Il concetto di  diversità va allargato alla diversità culturale in tutte le sue forme, tenendo indicativamente conto della mantra delle differenze di razza, classe, genere, età, preferenza sessuale, disabilità, religione, ecc. Questo si realizza nel nostro Laboratorio anche rispecchiandoci in storie di minoranze etniche e razziali, intrecciate con prospettive politiche, culturali, socio-economiche: leggere un testo senza conoscerne il contesto, avverte Gayatri Spivak, non suscita politica.

 

Il discorso  che abbiamo ora delineato ci suscita una serie di tematiche da indagare, di interrogativi da porre e da porci.  Eccone alcuni. 
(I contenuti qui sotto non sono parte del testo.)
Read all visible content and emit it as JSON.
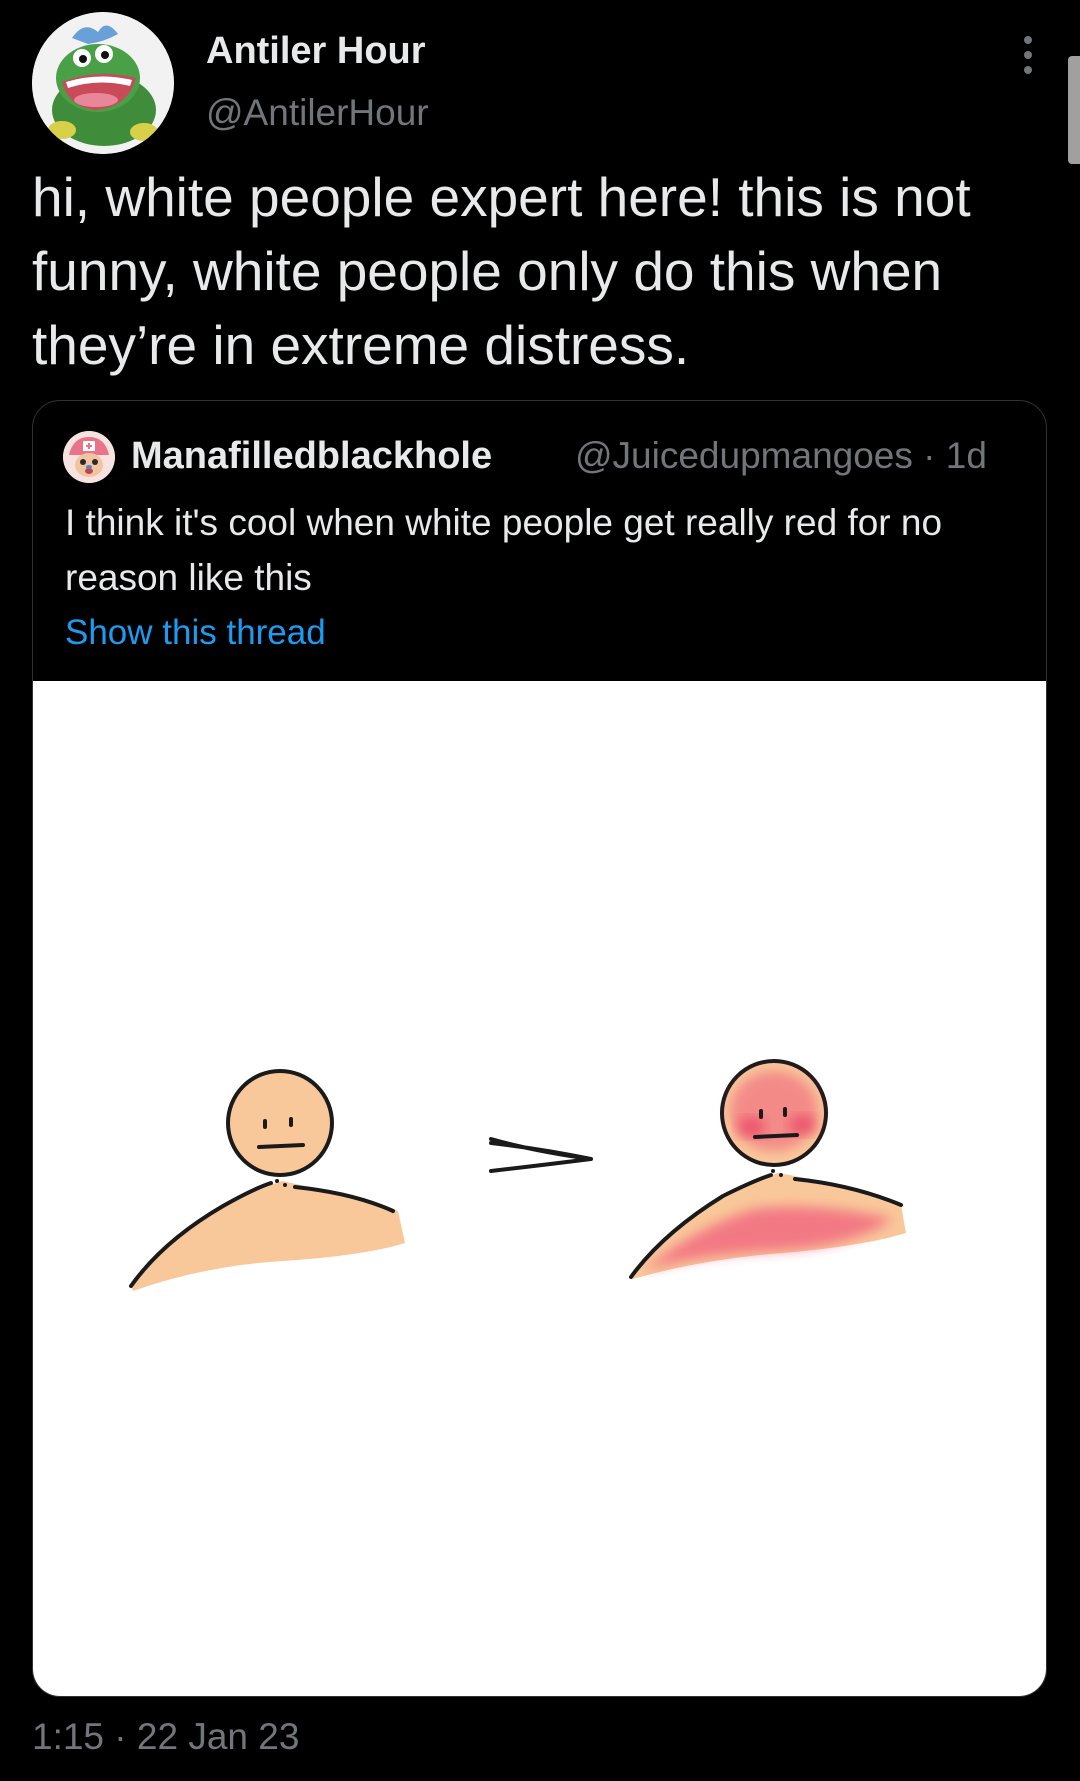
{
  "author": {
    "name": "Antiler Hour",
    "handle": "@AntilerHour",
    "avatar_icon": "green-dinosaur-plush-avatar"
  },
  "tweet": {
    "text": "hi, white people expert here! this is not funny, white people only do this when they’re in extreme distress.",
    "timestamp": "1:15 · 22 Jan 23"
  },
  "quoted_tweet": {
    "name": "Manafilledblackhole",
    "handle": "@Juicedupmangoes",
    "age": "1d",
    "handle_line": "@Juicedupmangoes · 1d",
    "avatar_icon": "anime-character-pink-hat-avatar",
    "text": "I think it's cool when white people get really red for no reason like this",
    "show_thread": "Show this thread"
  },
  "colors": {
    "background": "#000000",
    "primary_text": "#e7e9ea",
    "secondary_text": "#71767b",
    "link": "#1d9bf0",
    "card_border": "#2f3336",
    "skin": "#f9c89a",
    "blush": "#f0587a"
  },
  "icons": {
    "more": "more-vertical-icon",
    "arrow": "arrow-right-icon"
  }
}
Dobbiamo chiederci cosa opprime le donne in condizioni, luoghi e paesi diversi: come vivono? cosa vogliono? quali incroci esistono tra razza, classe, pratiche sessuali? che genere di relazione etica io, donna occidentale, stabilisco con la “subalterna”, la “diversa”, quella col velo…? cosa sto cercando nel corpo di questa figura? Sto ascoltando veramente o percepisco solo l’eco delle mie fantasie? quando coloro che risiedono nelle nazioni più ricche vogliono costruire un dialogo coi meno privilegiati, dobbiamo chiederci come può il Nord avvicinarsi al Sud? (Nirmal Nuwar)             

Esiste veramente una “sorellanza globale”, come ha sostenuto certo femminismo occidentale? è una questione di parità uomo-donna? o non è anche piuttosto una questione di parità locale-globale fra di noi? come abbiamo guadagnato le nostre 500 ghinee? (Spivak)

 

Multicultura, policultura, o intercultura?  Quali diversità, quali retoriche? Intercultura come comparazione? Quale differenza tra la comparazione letteraria & teorica, e il comparativismo impegnato, praticato, sul campo? 

Come capire e accogliere la diversità delle donne nelle loro culture di appartenenza, diversità che può non essere negoziabile, ma che non elude il pensare insieme inalienabili diritti  umani? 

Devenir femme….? Diventare nativa in un paese “altro”? Per Spivak significa sia entrare responsabilmente in una comunità di altri, sia adempiere al compito immaginativo di muoverci fuori da noi stesse con manovre sorprendenti e inaspettate dirette verso la collettività.  

In che modo noi Fiorelle ci sentiamo di appartenere a una “genealogia della globalizzazione”?